Solving ODE: (xy^2 + y^2)dx + xdy = 0 - Exact Solutions

[adrianwirawan]

(xy²+y²)dx + xdy = 0

the questions are:
a. Show that the equations above can be an exact differential equations!
b. Determine its solutions!

Help me please because i have working on it for 3 hours and i can't find its integration factor to change the un-exact differential equation above into an exact one. I need your help..

 

[LCKurtz]

That equation isn't exact.
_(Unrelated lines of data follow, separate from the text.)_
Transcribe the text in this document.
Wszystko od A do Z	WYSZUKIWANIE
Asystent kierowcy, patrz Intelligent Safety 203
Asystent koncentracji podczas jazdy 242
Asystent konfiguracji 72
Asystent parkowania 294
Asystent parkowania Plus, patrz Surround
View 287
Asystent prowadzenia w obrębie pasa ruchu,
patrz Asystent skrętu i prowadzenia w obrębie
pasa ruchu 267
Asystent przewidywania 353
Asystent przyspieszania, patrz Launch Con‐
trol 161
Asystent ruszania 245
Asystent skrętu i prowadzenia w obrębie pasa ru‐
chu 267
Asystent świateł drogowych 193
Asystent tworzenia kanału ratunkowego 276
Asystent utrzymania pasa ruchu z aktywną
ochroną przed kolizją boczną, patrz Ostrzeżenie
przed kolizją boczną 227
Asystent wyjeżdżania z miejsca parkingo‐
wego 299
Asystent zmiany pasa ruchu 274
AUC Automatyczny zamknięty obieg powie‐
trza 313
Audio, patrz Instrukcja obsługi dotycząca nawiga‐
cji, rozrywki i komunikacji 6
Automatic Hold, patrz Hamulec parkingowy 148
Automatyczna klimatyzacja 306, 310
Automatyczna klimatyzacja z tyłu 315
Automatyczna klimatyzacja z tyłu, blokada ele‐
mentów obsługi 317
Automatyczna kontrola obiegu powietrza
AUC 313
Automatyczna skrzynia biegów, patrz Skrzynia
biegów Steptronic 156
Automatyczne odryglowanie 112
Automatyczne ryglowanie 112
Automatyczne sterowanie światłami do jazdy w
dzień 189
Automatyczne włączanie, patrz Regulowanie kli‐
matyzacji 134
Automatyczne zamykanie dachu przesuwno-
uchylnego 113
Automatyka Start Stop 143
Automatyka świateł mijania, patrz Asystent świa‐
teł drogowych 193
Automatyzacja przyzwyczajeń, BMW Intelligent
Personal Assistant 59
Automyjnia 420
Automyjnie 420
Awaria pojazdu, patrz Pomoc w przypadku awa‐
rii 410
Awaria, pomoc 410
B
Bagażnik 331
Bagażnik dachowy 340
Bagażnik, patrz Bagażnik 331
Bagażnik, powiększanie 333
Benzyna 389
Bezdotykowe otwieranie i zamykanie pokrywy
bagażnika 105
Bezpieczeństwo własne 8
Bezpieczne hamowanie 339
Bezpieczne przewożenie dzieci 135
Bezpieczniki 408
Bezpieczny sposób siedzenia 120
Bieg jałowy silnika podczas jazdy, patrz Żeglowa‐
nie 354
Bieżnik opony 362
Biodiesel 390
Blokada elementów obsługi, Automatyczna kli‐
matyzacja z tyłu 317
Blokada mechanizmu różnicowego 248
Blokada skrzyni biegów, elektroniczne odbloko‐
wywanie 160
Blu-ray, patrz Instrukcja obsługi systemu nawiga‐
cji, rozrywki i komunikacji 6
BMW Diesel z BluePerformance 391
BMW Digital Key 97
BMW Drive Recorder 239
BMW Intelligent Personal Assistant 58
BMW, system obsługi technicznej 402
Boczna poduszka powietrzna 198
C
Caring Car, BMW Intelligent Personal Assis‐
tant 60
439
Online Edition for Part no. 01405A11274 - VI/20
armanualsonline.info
But instead of trying to find an integrating factor, why don't you just separate the variables, which is easy?

 

[adrianwirawan]

Thanks LCKurtz, but my lecturer ask me to solve it by finding its integration factor.. I wonder how it is.. Can you give me a clue?

 

[micromass]

The following site gives you some information on how to determine an integration factor; http://www.sosmath.com/diffeq/first/intfactor/intfactor.html

Case 2 is of interest here...

 

[LCKurtz]

The following site gives you some information on how to determine an integration factor; http://www.sosmath.com/diffeq/first/intfactor/intfactor.html

Case 2 is of interest here...

I don't think so unless I was sleepy when I checked it and am still asleep. I'm guessing the problem has a typo.

 

[micromass]

Hmmm, I was allso sleepy link doesn't work...

 

[LCKurtz]

Hmmm, I was allso sleepy link doesn't work...

The link seems to work for me. It's just that the method doesn't work for this problem.

 

[LCKurtz]

For what it's worth, and probably not very relevant, here's an exact DE that has the same solution set f(x,y) = C:

$$-\frac{x+1}{xy}dx + \frac{x + \ln(x) -1}{y^2}dy = 0$$

I don't see any obvious way to manipulate the original DE into this form.

To the original poster: I hope you will report back what your lecturer gives for a solution method.